Opinião do especialista
Escassez é “mito” que pune o trabalhador
Existe muito mito nessa alegação de falta de mão de obra qualificada no mercado de trabalho. É mais uma forma de tentar desqualificar o trabalhador e jogar os salários para baixo. Via de regra, o que temos visto historicamente é o setor produtivo colocar no trabalhador toda a responsabilidade pela falta de mão de obra qualificada. Durante muito tempo o Dieese teve a postura de reclamar pela melhoria da formação de base, enquanto as empresas diziam que quem tinha que regular essa questão era o próprio mercado. O País permaneceu tanto tempo com esse pensamento, de que a responsabilidade pela qualificação era decisão pessoal do trabalhador, que gerou toda essa demanda hoje. Outra coisa interessante é que as categorias das quais mais se reclama atualmente a falta de profissionais qualificados, como a engenharia civil, não conseguem ter seus direitos resguardados.
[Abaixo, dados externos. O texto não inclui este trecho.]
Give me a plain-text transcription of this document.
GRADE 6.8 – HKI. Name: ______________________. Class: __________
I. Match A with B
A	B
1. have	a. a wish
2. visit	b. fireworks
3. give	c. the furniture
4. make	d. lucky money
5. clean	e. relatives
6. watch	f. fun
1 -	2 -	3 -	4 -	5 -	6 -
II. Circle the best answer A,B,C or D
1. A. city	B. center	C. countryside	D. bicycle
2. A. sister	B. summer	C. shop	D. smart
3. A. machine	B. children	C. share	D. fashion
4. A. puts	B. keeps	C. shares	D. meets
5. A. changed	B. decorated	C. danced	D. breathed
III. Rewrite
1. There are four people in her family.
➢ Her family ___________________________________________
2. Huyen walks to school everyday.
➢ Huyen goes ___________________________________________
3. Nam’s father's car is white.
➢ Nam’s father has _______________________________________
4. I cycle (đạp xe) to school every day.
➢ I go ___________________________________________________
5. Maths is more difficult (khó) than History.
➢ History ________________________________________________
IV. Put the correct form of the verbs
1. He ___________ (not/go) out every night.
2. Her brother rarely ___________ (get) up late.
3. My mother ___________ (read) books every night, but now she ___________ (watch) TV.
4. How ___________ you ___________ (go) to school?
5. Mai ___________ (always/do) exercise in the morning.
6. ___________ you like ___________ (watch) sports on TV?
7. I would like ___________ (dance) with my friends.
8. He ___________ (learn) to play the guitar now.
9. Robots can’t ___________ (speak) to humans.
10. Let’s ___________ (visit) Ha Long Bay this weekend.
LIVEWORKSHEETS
A última vez que os engenheiros civis no Ceará tiveram uma convenção coletiva foi em 2004. Esses profissionais só têm garantido hoje o que reza a lei ou o que uma ou outra empresa queira dar de benefício. Estranhamente se reclama da falta desse profissional, mas há pouco interesse de se estabelecer em convenções coletivas vantagens que possa atrair os trabalhadores para ingressarem nessa profissão. Também causa estranheza que o Ceará tenha a pior remuneração média do Brasil, conforme mostra a Rais. Falar de falta de mão de obra qualificada é uma forma de continuar responsabilizando o trabalhador, de desqualificar o profissional e baixar os salários das categorias. É inadmissível essa desconexão entre desempenho e remuneração dos trabalhadores cearenses.